Esta última, raspa do tacho econômica e adoentada, me fez entender: não foi nada fácil estar presente no universo, como meu frequente descansar parecia intuir. Tão certo e justo, fui-me sendo com vocês em minhas recentes e incômodas dificuldades de animal senil e ainda tão desejoso de vida. Agora apequenado, deixo este punhado de palavras para dizer que andei sobre os telhados e em tudo queria morar: no cheiro das madressilvas, no dorso da sabiá, na matéria-prima das telhas. Não na chuva, não – longe disso – mas nas nuvens nubladas, quando só restava a saudade de alguma coisa que não sei nomear. Talvez já de vocês, e que sorte é a gente sentir falta de alguém que ainda não partiu. Significa extremo querer bem, irremediável amor.

A tudo eu talvez parecesse feio, estranho, corpulento e desengonçado. Mas contornei o trauma da aparência porque sempre me senti acarinhado. Nunca isolado, apesar da cara indistinta. Nunca fugaz. Conheci a eternidade antes do previsto. Ela é realmente plena e contente. Ela tem o rosto da minha família.

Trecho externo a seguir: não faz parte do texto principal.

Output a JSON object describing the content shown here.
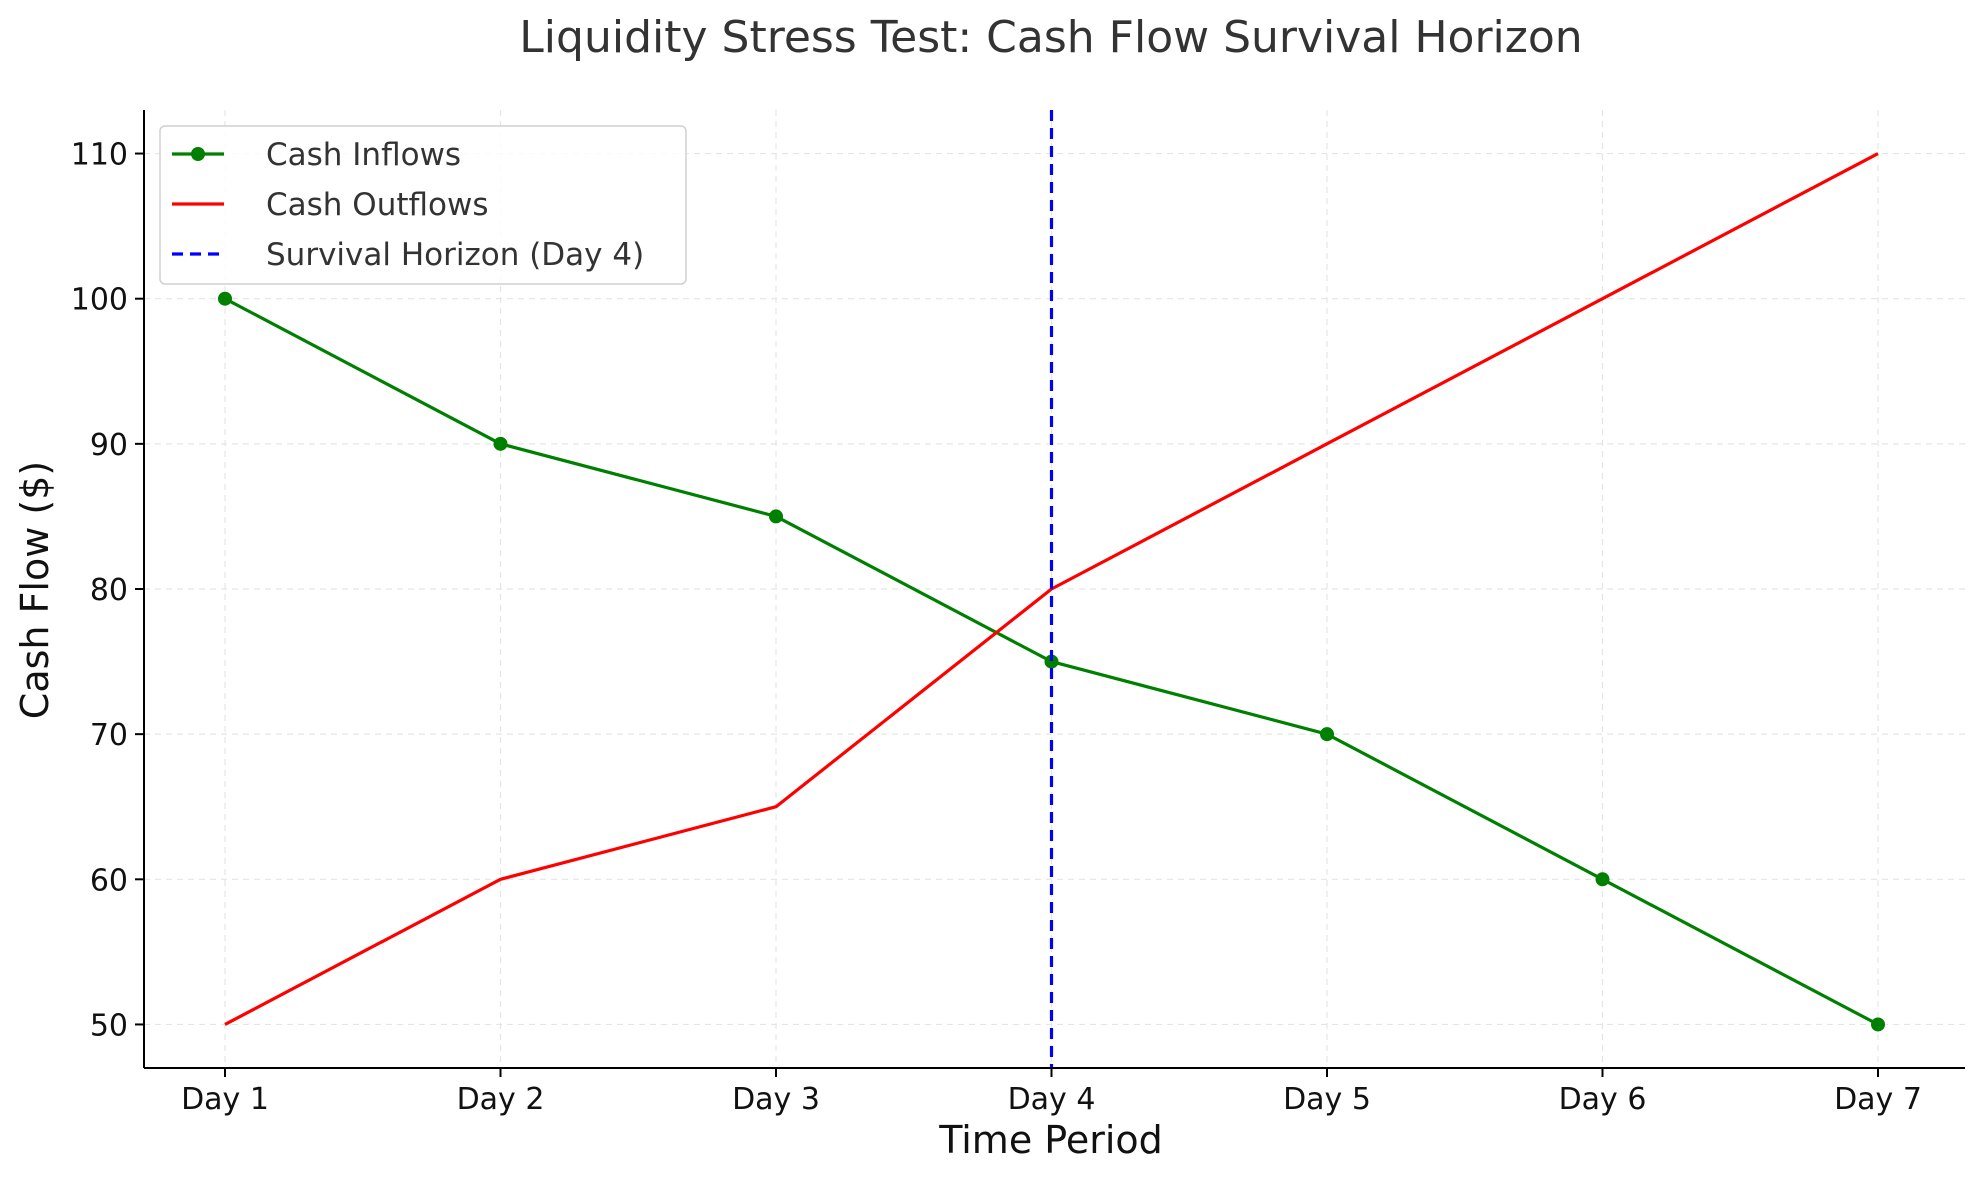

Agora vocês devem estar olhando para mim estendido no chão, como sempre pensei que acabaria. Além de escritor, tenho em mim vidências. Descobri isso também. Por favor, não lamentem pelas rugas nas orelhas, no focinho, no calejar dos anos. Muito menos pelo tempo que me leva a morar em outro lar. Permaneço com vocês do jeito que a gente combinou: face bondosa, coração amistoso. Intenções do bem. Nunca é tarde para banalidades.

Dobrei o papel ao meio. Encarei mamãe – pernas bambas, rosto estampado de espanto e magia. Minha mesma reação. O que era aquilo? Sem pensar muito, tiramos a máquina de escrever da estante. Ela agora ficaria sob o solo, agarrada a Snow Bell. Talvez ele relatasse mais no infinito.